中粒米が野菜の中で膨らむ余地を残します。

覆い焼き

30分

焼き色をつける前に蒸気で米と野菜を柔らかくします。

覆いを外す時間

40〜50分

米が柔らかく、底の汁に艶が出るまで続けます。

問題目安調整
米の中心が硬い水分が不足したか、詰め物を強く押し込みました。熱湯を天板の端から少量足し、再び短く覆って焼きます。
野菜が倒れる天板が広すぎるか、野菜同士の隙間が大きすぎます。じゃがいもを隙間に置き、互いに支え合うよう並べます。
底に薄い汁が多いトマトの水分が多いか、追加の湯が過剰です。覆いを外したまま焼き、汁が艶を帯びるまで水分を飛ばします。

05 · 実用情報

実用情報

盛り付け

一人につきトマト一個、ピーマン一個、じゃがいもを盛り、天板の汁を少量添えます。

保存

冷蔵で三日保存できます。

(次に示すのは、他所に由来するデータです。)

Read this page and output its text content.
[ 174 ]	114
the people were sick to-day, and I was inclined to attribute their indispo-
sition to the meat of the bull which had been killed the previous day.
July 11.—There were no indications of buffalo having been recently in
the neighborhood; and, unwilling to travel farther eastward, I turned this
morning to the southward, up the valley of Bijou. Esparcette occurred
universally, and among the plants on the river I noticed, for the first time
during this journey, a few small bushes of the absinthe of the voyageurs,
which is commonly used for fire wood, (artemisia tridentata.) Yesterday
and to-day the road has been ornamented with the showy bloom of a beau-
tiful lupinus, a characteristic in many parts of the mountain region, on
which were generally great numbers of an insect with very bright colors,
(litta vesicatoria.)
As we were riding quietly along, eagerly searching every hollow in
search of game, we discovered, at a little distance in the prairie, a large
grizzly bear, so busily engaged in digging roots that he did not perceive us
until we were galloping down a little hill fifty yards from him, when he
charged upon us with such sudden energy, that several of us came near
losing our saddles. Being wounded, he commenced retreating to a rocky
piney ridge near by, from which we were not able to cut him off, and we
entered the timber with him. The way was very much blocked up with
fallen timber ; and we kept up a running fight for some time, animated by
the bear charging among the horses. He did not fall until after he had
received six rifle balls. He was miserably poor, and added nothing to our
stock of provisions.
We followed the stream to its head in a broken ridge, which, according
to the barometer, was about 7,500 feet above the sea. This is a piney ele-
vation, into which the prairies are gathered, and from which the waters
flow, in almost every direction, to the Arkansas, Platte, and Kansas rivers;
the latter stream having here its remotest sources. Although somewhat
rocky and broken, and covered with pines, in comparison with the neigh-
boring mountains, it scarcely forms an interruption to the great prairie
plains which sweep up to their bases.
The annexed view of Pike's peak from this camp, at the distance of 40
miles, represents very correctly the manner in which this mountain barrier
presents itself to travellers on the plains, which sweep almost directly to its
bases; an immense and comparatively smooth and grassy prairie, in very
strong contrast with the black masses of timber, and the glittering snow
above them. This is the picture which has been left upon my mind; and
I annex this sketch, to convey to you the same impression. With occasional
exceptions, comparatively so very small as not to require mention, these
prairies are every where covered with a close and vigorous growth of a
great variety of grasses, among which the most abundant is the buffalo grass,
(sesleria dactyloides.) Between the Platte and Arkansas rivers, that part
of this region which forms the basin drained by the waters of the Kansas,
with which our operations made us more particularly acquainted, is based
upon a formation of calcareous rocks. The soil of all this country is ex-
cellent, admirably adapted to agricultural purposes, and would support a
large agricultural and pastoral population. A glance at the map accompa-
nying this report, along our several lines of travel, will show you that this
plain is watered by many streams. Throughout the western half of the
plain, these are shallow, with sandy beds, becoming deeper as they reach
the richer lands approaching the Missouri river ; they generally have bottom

覆って160℃のオーブンで中心まで温め直します。

作り置き

野菜と香味野菜は先に切れますが、米の詰め物は焼く直前に作って組み立てます。

06 · よくある質問

よくある質問

米は先に完全に炊きますか?

炊きません。鍋では液体を吸い始めるところまでにし、野菜の中で仕上げます。

室温でも食べられますか?

少し冷ました状態は味がよくなじみますが、長時間常温に置かず、残りは早めに冷蔵します。

07 · 栄養情報

栄養情報

カロリー
≈ 505 kcal
炭水化物
≈ 75 g
たんぱく質
≈ 9 g
脂質
≈ 19 g
食物繊維
≈ 9 g
ナトリウム
≈ 620 mg

1人分: トマト1個、ピーマン1個、じゃがいも. 主なアレルゲン: 基本配合は主要アレルゲン不使用。添え物の乳成分に注意. 標準値に基づく目安です。商品、下処理、吸収量、取り分け方によって変わります。

仕上がり

柔らかな野菜の中に、香草の香る米が一粒ずつ残るゲミスタ。

詰める量と天板の水分を管理すれば、野菜の形と米のふっくら感を同時に保てます。